Dans le pay­sage actuel, aucun acteur ins­ti­tu­tion­nel ne semble véri­ta­ble­ment « pen­ser » la tech­no­lo­gie édu­ca­tive de manière sys­té­ma­tique. Les déci­deurs poli­tiques manquent de vision et de moyens pour orches­trer une poli­tique cohé­rente sur l’intégration de la tech­no­lo­gie. Les ensei­gnants, quant à eux, sont sou­vent confron­tés à des injonc­tions contra­dic­toires : d’un côté, encou­ra­gés à inté­grer le numé­rique et, de l’autre, culpa­bi­li­sés par l’angoisse col­lec­tive autour des écrans. Ils font sou­vent fina­le­ment ce qu’ils peuvent avec leurs deniers per­son­nels et des éco­no­mies de bouts de chandelle.

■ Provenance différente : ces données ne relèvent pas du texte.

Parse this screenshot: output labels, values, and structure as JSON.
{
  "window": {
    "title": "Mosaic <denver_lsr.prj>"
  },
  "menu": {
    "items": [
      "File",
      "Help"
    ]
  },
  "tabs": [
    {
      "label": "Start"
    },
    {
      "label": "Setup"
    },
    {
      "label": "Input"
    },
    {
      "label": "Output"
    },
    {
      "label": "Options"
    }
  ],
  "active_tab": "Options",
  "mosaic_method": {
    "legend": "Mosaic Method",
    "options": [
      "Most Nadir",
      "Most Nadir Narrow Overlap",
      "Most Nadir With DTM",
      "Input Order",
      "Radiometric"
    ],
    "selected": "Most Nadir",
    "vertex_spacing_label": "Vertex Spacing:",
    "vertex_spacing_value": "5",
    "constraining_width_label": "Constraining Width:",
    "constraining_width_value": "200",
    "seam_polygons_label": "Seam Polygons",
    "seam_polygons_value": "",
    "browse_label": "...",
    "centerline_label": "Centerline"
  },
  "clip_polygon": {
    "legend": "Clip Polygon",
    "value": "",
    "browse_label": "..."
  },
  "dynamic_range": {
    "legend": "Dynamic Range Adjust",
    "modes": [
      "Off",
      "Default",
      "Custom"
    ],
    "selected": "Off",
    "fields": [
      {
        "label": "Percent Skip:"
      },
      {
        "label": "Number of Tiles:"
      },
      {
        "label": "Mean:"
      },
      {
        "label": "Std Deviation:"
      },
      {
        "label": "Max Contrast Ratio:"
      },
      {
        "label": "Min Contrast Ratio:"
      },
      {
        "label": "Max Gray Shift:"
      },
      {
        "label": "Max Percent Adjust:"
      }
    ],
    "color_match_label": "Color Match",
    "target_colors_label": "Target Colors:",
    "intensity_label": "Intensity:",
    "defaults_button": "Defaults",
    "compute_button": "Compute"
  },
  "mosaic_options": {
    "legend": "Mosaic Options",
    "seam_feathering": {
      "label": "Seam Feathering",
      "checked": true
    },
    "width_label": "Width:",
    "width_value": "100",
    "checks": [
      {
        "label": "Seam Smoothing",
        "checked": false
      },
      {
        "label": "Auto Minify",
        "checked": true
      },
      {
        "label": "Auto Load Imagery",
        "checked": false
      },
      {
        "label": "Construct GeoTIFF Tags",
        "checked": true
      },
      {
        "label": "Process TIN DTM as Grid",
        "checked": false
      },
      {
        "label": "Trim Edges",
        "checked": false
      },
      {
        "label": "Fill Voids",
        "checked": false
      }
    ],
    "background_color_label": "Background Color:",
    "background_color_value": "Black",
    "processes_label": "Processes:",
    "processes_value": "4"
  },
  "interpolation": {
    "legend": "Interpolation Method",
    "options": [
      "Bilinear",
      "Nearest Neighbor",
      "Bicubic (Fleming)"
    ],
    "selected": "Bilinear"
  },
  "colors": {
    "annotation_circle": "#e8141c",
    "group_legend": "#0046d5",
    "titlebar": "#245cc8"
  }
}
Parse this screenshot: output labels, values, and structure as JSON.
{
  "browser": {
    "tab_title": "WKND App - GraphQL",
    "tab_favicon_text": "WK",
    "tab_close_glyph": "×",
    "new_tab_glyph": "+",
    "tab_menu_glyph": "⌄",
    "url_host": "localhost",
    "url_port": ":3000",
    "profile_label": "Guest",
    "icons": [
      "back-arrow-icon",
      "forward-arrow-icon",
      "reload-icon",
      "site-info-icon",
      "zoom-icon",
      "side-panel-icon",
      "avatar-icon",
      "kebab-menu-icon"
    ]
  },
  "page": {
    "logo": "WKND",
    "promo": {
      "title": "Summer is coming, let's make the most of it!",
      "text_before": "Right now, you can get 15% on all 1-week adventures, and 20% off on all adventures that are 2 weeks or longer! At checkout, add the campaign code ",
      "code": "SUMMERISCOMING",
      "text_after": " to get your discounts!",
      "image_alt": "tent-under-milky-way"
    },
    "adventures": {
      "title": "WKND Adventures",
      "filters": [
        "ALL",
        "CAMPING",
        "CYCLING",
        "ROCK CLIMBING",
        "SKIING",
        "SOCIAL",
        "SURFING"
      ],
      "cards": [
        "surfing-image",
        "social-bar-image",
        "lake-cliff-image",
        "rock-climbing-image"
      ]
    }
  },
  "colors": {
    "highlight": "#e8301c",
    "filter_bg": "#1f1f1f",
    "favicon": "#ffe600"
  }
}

La mise en œuvre d’une tech­no­lo­gie édu­ca­tive effi­cace néces­site un inves­tis­se­ment impor­tant, non seule­ment dans les infra­struc­tures, mais aus­si dans la for­ma­tion conti­nue des ensei­gnants. Les moyens font défaut et les ensei­gnants ne reçoivent pas les sou­tiens néces­saires pour inno­ver dans leur approche péda­go­gique. En consé­quence, beau­coup d’entre eux se retrouvent contraints de faire preuve d’inventivité pour contour­ner les limi­ta­tions bud­gé­taires ou les dis­po­si­tifs, quand ils ne se voient pas tout sim­ple­ment décou­ra­gés d’explorer de nou­velles pistes numé­riques avec des pra­tiques de poli­tiques publiques tota­le­ment incompréhensibles.

Question de stratégie

L’usage de la tech­no­lo­gie dans l’éducation fran­çaise est aujourd’hui un sujet pola­ri­sé et frag­men­té, influen­cé par des débats de socié­té qui reflètent notre rap­port col­lec­tif au pro­grès, à la péda­go­gie et à l’égalité. Ce que nous obser­vons est symp­to­ma­tique d’une inter­ro­ga­tion plus vaste : quel rôle doit jouer l’école dans une socié­té numé­ri­sée ? Sans réponse claire, il est dif­fi­cile de mettre en place une poli­tique qui allie­rait des objec­tifs péda­go­giques avec un usage réflé­chi de la tech­no­lo­gie. L’avenir de la tech­no­lo­gie dans l’éducation dépen­dra de notre capa­ci­té à aller au-delà des peurs et des cari­ca­tures, pour faire des choix éclai­rés, en ali­gnant les moyens et les objec­tifs d’une édu­ca­tion pen­sée pour le bien com­mun et pour l’avenir des géné­ra­tions à venir.